A little more than 30 years ago, a teenager named Jadav “Molai”  Payeng began burying seeds along a barren sandbar near his birthplace in  northern India’s Assam region to grow a refuge for wildlife. Not long after, he decided to  dedicate his life to this endeavor, so he moved to the site where he  could work full-time creating a lush new forest ecosystem. Incredibly,  the spot today hosts a sprawling 1,360 acres of jungle that Payeng  planted — single-handedly.

It all started way back in 1979, when floods washed a large number  of snakes ashore on the sandbar. One day, after the waters had receded,  Payeng, only 16 then, found the place dotted with the dead reptiles.  That was the turning point of his life.

“The snakes died in the heat, without any tree cover. I sat down  and wept over their lifeless forms. It was carnage. I alerted the forest  department and asked them if they could grow trees there. They said  nothing would grow there. Instead, they asked me to try growing bamboo.  It was painful, but I did it. There was nobody to help me. Nobody was  interested,” says Payeng, now 47.
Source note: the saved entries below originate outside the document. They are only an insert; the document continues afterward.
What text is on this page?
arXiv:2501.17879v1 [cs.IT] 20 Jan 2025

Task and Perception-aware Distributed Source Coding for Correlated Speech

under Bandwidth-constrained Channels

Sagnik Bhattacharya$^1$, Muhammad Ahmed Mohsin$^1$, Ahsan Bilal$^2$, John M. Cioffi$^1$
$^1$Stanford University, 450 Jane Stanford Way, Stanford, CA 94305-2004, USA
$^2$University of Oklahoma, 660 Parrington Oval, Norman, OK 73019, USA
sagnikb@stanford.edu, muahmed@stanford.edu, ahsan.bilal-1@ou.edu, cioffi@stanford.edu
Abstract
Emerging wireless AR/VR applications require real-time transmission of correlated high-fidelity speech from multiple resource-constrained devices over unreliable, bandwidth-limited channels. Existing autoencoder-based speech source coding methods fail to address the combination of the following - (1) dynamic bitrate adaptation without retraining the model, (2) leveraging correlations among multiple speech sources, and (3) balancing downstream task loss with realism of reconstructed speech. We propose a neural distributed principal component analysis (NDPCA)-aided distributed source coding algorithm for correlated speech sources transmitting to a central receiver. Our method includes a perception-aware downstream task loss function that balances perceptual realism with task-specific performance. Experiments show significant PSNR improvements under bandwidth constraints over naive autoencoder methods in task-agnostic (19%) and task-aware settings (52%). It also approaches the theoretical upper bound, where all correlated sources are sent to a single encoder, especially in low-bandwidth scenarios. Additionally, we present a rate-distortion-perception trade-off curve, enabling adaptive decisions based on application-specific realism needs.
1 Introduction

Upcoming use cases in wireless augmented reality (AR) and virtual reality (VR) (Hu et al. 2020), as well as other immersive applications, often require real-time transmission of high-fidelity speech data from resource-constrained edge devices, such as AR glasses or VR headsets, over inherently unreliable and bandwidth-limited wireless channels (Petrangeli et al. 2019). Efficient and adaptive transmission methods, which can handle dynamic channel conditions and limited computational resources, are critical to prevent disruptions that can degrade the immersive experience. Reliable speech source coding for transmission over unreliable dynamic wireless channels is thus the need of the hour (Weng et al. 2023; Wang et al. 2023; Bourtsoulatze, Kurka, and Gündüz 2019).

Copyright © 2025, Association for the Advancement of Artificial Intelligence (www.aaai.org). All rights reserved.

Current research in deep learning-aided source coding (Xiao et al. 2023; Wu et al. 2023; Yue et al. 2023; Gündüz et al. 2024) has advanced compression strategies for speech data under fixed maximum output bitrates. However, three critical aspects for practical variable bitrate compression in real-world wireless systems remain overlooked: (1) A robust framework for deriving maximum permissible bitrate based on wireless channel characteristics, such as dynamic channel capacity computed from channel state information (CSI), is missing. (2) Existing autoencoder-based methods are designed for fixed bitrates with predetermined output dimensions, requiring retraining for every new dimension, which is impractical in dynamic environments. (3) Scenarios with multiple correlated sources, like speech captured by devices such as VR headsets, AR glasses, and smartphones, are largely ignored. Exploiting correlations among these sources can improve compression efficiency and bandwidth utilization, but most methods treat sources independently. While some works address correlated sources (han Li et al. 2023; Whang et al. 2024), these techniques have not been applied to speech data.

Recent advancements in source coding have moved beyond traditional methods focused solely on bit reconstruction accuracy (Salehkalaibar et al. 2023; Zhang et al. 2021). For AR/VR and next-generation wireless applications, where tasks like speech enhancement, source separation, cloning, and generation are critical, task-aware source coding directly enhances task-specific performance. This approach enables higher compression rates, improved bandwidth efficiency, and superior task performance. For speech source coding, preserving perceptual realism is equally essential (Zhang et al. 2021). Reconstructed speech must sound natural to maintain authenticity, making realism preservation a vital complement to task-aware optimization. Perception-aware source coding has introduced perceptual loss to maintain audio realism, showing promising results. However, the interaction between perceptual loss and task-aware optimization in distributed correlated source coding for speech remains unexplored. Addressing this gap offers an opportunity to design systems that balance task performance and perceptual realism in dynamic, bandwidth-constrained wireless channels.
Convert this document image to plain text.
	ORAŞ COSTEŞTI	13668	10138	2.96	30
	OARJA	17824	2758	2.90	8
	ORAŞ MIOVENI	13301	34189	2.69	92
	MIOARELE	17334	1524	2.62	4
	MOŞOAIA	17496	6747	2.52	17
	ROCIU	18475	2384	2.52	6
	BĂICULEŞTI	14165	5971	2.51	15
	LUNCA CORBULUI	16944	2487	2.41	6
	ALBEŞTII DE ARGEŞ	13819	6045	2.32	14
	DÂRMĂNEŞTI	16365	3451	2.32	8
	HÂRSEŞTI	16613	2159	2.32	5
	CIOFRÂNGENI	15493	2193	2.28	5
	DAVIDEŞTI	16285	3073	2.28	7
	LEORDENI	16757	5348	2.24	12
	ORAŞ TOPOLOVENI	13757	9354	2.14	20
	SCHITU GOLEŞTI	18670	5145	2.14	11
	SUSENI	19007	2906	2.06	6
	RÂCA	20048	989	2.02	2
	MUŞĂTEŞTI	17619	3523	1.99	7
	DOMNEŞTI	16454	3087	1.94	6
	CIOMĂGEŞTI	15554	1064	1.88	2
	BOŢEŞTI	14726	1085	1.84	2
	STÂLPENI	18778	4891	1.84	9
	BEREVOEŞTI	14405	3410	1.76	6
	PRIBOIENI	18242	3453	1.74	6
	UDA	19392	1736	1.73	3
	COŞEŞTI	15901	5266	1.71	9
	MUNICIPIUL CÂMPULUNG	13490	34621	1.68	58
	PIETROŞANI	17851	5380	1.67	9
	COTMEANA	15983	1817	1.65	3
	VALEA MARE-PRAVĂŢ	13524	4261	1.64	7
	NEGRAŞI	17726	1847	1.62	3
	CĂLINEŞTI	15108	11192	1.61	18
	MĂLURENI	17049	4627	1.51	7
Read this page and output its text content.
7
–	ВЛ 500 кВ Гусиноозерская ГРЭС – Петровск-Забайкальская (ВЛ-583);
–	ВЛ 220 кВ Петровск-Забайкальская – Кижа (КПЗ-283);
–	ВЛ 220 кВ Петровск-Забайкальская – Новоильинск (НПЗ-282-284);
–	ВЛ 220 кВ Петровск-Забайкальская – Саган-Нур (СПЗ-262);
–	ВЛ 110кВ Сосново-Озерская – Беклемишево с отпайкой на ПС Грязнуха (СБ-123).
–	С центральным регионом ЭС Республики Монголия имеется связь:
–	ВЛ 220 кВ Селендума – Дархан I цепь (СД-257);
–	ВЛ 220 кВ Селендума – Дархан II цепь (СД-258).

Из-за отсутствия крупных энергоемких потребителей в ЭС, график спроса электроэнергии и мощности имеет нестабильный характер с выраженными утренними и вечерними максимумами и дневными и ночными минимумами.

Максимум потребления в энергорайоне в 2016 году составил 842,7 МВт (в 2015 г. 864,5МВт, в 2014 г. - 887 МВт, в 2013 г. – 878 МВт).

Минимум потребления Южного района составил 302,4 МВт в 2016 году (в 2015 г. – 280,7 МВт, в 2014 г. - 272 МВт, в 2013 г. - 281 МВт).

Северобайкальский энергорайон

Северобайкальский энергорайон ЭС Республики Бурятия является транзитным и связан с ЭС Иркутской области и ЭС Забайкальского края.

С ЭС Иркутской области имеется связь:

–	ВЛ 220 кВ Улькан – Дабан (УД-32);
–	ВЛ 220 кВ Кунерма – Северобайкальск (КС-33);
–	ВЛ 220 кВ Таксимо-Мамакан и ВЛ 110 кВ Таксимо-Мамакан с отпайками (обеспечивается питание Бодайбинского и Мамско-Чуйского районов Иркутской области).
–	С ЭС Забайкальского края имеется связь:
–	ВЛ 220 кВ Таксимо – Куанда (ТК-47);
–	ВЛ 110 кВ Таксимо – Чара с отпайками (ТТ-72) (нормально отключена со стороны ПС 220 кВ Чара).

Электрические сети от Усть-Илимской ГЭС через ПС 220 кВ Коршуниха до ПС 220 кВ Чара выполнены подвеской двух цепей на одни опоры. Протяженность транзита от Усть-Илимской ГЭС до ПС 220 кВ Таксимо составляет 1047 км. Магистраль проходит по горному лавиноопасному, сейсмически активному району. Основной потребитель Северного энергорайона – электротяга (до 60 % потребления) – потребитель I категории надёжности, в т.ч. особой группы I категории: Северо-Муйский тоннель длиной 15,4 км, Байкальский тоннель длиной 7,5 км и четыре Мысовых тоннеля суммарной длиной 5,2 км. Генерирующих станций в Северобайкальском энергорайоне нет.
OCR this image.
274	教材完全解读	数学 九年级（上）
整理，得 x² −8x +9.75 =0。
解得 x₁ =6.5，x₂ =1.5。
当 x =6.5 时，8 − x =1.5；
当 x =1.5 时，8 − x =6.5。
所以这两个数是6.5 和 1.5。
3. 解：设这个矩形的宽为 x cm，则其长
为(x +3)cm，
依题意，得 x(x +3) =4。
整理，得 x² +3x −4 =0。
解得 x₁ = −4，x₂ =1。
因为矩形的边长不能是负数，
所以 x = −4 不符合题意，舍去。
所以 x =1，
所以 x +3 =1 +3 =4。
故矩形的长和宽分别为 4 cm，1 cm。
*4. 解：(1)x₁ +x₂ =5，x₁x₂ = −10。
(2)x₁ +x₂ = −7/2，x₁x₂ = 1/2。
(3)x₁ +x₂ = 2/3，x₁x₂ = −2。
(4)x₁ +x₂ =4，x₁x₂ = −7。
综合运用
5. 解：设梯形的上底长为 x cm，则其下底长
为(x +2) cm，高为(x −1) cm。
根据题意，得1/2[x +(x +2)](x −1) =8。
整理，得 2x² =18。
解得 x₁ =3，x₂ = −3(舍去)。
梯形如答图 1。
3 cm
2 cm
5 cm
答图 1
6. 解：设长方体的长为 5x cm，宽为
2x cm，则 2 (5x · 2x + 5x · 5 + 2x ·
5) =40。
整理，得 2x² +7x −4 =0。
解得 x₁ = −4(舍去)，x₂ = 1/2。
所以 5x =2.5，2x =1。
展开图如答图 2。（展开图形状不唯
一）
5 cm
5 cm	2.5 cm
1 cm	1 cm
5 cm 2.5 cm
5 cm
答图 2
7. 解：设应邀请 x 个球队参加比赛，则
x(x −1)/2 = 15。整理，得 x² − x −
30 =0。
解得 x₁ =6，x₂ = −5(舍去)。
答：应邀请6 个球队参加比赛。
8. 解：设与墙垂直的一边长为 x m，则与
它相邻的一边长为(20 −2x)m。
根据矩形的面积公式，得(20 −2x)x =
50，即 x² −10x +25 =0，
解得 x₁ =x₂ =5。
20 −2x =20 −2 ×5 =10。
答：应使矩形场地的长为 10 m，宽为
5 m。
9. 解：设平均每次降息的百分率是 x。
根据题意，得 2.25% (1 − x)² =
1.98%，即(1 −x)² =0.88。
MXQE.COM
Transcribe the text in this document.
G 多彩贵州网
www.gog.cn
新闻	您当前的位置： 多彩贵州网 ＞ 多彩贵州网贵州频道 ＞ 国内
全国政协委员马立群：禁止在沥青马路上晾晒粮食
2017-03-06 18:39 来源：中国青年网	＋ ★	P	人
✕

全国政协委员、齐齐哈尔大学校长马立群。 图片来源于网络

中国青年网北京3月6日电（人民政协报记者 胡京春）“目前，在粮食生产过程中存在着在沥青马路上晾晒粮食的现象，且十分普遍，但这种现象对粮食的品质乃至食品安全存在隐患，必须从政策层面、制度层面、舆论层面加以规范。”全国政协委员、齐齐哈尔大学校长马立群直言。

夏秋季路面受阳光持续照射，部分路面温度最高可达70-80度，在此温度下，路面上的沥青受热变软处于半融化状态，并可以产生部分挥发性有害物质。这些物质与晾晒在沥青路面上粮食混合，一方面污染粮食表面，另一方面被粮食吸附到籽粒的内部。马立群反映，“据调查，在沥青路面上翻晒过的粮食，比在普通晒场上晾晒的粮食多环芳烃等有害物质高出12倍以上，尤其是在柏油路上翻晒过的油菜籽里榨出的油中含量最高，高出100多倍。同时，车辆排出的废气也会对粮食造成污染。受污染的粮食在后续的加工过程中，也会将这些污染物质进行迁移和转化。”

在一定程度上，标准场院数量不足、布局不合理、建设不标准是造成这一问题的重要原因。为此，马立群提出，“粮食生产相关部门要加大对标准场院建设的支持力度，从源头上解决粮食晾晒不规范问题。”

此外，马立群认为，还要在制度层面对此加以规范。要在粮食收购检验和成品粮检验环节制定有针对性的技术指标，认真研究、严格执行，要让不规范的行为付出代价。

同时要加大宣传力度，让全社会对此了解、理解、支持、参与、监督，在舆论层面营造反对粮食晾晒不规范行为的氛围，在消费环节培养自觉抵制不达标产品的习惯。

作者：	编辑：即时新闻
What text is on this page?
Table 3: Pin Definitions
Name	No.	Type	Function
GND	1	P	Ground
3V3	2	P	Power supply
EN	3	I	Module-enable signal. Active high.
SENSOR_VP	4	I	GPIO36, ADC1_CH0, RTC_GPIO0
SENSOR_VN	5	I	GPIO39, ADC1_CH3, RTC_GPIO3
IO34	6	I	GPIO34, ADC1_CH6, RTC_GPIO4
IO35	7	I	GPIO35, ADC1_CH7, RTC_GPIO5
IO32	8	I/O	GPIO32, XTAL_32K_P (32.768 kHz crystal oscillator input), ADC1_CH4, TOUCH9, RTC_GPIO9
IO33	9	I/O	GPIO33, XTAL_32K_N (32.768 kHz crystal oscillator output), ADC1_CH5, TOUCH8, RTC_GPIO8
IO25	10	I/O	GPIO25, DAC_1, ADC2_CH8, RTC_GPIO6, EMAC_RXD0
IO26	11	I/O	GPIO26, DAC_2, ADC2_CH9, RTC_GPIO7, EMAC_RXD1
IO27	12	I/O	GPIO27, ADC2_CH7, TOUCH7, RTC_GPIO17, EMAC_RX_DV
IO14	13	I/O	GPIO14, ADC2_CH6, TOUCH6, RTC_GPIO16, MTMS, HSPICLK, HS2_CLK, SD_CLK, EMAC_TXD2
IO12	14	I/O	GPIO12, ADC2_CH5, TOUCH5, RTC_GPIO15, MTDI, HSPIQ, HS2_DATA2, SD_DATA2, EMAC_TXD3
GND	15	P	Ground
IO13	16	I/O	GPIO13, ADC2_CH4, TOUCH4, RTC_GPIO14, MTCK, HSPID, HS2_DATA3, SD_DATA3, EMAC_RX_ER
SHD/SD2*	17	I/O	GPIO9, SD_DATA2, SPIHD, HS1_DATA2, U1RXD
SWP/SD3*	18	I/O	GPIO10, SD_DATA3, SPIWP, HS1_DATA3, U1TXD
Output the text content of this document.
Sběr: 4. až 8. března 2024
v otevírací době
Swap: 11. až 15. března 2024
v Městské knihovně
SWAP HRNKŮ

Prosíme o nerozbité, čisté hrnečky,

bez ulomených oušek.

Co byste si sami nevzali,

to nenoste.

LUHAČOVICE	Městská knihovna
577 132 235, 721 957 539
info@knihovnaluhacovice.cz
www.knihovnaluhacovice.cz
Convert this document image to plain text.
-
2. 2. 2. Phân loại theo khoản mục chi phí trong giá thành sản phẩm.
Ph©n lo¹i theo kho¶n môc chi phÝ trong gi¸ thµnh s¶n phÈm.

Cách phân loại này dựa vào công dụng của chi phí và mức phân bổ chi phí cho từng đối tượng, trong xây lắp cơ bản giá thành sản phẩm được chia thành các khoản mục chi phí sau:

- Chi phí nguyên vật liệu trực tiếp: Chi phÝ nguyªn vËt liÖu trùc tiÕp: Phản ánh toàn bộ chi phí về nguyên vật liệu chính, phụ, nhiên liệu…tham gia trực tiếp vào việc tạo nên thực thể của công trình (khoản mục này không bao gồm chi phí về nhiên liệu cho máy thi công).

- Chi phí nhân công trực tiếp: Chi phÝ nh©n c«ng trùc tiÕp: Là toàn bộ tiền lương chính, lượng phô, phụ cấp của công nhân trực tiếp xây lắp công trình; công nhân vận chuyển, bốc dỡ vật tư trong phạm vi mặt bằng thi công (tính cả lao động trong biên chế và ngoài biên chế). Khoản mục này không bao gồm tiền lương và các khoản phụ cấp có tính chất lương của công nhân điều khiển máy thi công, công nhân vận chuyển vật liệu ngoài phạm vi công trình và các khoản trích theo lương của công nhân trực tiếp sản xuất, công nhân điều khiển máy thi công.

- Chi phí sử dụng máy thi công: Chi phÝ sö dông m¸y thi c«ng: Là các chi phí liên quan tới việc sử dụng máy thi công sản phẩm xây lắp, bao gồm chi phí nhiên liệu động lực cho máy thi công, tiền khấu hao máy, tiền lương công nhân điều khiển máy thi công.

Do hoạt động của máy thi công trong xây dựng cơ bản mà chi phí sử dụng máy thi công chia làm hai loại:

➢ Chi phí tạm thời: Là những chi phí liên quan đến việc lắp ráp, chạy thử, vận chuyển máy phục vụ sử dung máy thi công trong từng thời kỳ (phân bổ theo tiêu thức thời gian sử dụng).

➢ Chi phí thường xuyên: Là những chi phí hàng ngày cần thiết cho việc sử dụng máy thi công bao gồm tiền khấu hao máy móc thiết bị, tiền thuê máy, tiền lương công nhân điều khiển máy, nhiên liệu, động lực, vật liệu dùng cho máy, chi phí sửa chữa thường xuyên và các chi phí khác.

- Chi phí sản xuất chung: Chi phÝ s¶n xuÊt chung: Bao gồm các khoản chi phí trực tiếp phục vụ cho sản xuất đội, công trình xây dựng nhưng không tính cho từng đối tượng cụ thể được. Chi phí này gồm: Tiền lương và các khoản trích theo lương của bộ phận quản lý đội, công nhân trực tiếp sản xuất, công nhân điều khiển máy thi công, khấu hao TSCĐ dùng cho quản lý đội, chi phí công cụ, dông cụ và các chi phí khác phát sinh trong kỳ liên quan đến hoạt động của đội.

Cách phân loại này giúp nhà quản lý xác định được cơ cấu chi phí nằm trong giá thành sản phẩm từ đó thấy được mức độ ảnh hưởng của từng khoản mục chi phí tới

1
While it’s taken years for Payeng’s remarkable dedication to  planting to receive some well-deserved recognition internationally, it  didn’t take long for wildlife in the region to benefit from the  manufactured forest. Demonstrating a keen understanding of ecological  balance, Payeng even transplanted ants to his burgeoning ecosystem to  bolster its natural harmony. Soon the shadeless sandbar was transformed  into a self-functioning environment where a menagerie of creatures could  dwell. The forest, called the Molai woods, now serves as a safe haven  for numerous birds, deer, rhinos, tigers and elephants — species  increasingly at risk from habitat loss.

Despite the conspicuousness of Payeng’s project, forestry officials  in the region first learned of this new forest in 2008 — and since then  they’ve come to recognize his efforts as truly remarkable, but perhaps  not enough.

“We’re amazed at Payeng,” says Gunin Saikia, assistant conservator  of Forests. “He has been at it for 30 years. Had he been in any other  country, he would have been made a hero.”